The City of Santa Monica continues to plan upgrades throughout the municipality, and while much attention is given to Development Agreements (DA) and glitzier multi-million dollar projects such as Palisades Garden Walk (PGW) and the Exposition Light Rail, some streetscape improvements are also the works. One of those streetscape improvements will be taking place on Cloverfield Boulevard and 20th Street, where the City plans to upgrade the “pedestrian experience” at both locations by winter 2012.
Both streetscape projects are expected to maintain the vision of the Land Use and Circulation Element (LUCE). As part of the streetscape improvements on both Cloverfield Boulevard and 20th Street, the upgraded pedestrian experience includes improved pedestrian amenities; relief in the form of trees or plantings; enhanced sidewalks; and, transit amenities.
According to a City-issued presentation on Santa Monica’s boulevards, the streetscape projects would ultimately “enhance the streetscape environment to create an inviting pedestrian experience with bus shelters, open plazas, bike parking, and street level activity.”
That same presentation said the LUCE will help Santa Monica’s streets maintain a healthy balance between automotive and pedestrian traffic.
“The LUCE’s vision is to reconfigure the boulevards from automobile-oriented retail to a mix of residential, pedestrian and neighborhood-serving uses in order to achieve an active social environment within a revitalized streetscape,” the presentation pointed out.

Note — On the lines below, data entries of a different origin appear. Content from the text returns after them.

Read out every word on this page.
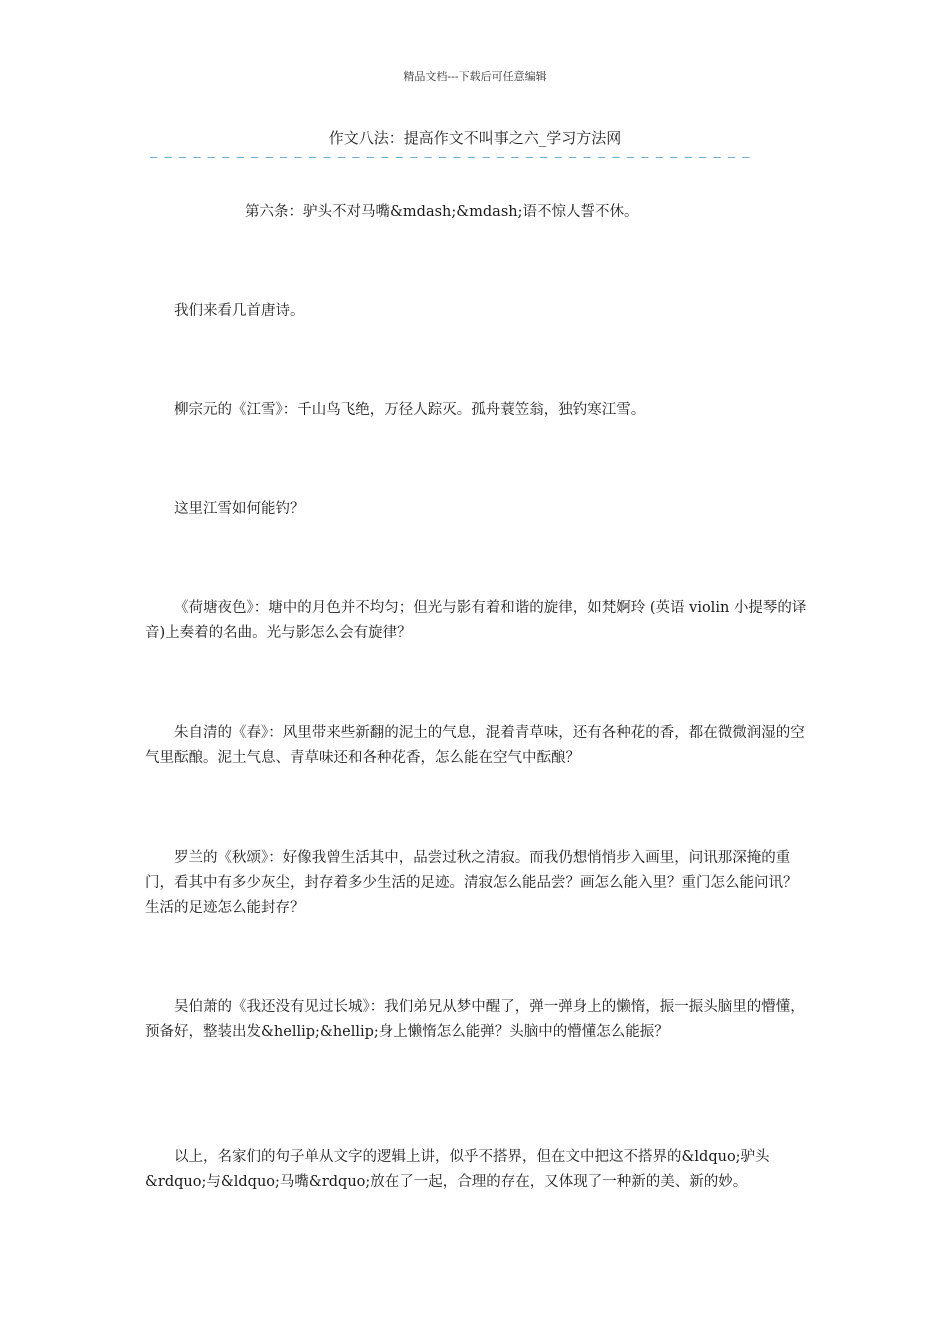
精品文档---下载后可任意编辑
作文八法：提高作文不叫事之六_学习方法网
— — — — — — — — — — — — — — — — — — — — — — — — — — — — — — — — — — — — — — — — — —
第六条：驴头不对马嘴&mdash;&mdash;语不惊人誓不休。
我们来看几首唐诗。
柳宗元的《江雪》：千山鸟飞绝，万径人踪灭。孤舟蓑笠翁，独钓寒江雪。
这里江雪如何能钓？
《荷塘夜色》：塘中的月色并不均匀；但光与影有着和谐的旋律，如梵婀玲 (英语 violin 小提琴的译音)上奏着的名曲。光与影怎么会有旋律？
朱自清的《春》：风里带来些新翻的泥土的气息，混着青草味，还有各种花的香，都在微微润湿的空气里酝酿。泥土气息、青草味还和各种花香，怎么能在空气中酝酿？
罗兰的《秋颂》：好像我曾生活其中，品尝过秋之清寂。而我仍想悄悄步入画里，问讯那深掩的重门，看其中有多少灰尘，封存着多少生活的足迹。清寂怎么能品尝？画怎么能入里？重门怎么能问讯？生活的足迹怎么能封存？
吴伯萧的《我还没有见过长城》：我们弟兄从梦中醒了，弹一弹身上的懒惰，振一振头脑里的懵懂，预备好，整装出发&hellip;&hellip;身上懒惰怎么能弹？头脑中的懵懂怎么能振？
以上，名家们的句子单从文字的逻辑上讲，似乎不搭界，但在文中把这不搭界的&ldquo;驴头&rdquo;与&ldquo;马嘴&rdquo;放在了一起，合理的存在，又体现了一种新的美、新的妙。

“The replacement of character defining streetscape elements, such as street lamps, should respect the existing character of the boulevard to the greatest extent feasible, and be completed in accordance with City policy,” wrote Mark Cuneo, an engineer with the City‘s Public Works Department, in a staff report to Santa Monica City Council members of the proposed streetscape projects in 2007.
Accordingly, a key goal for the respective streetscape projects for Cloverfield Boulevard and 20th Street is to create a comfortable pedestrian environment.
“The concept design includes planting of new trees and parkway landscaping, installation of pedestrian lighting, installation of colored concrete sidewalk sections, curb extensions on Cloverfield Boulevard, traffic signal modifications and streetlight circuit upgrades,” Cuneo added in his report. “The proposed streetscape improvements along Cloverfield Boulevard will reduce the amount of existing street parking.”
Another key attribute of the streetscape upgrades on Cloverfield Boulvard and 20th Street will be specially marked bike lanes allowing for bicycles and automobiles to better share the road together.
Finally, more litter receptacles will be added along both streets.
Cloverfield Boulevard and 20th Street are not the only thoroughfares to receive upgraded streetscapes; Ocean Park Boulevard, between Lincoln Boulevard and Nielson Way will also feature an upgraded streetscape as part of Santa Monica’s ongoing capital projects seeking to improve the City’s aesthetic appeal.
According to City staff, design firm Ahbe Landscape Architects would work on the streetscape improvements on Cloverfield Boulevard and 20th Street.
Council members and local residents provided the design firm with input in March.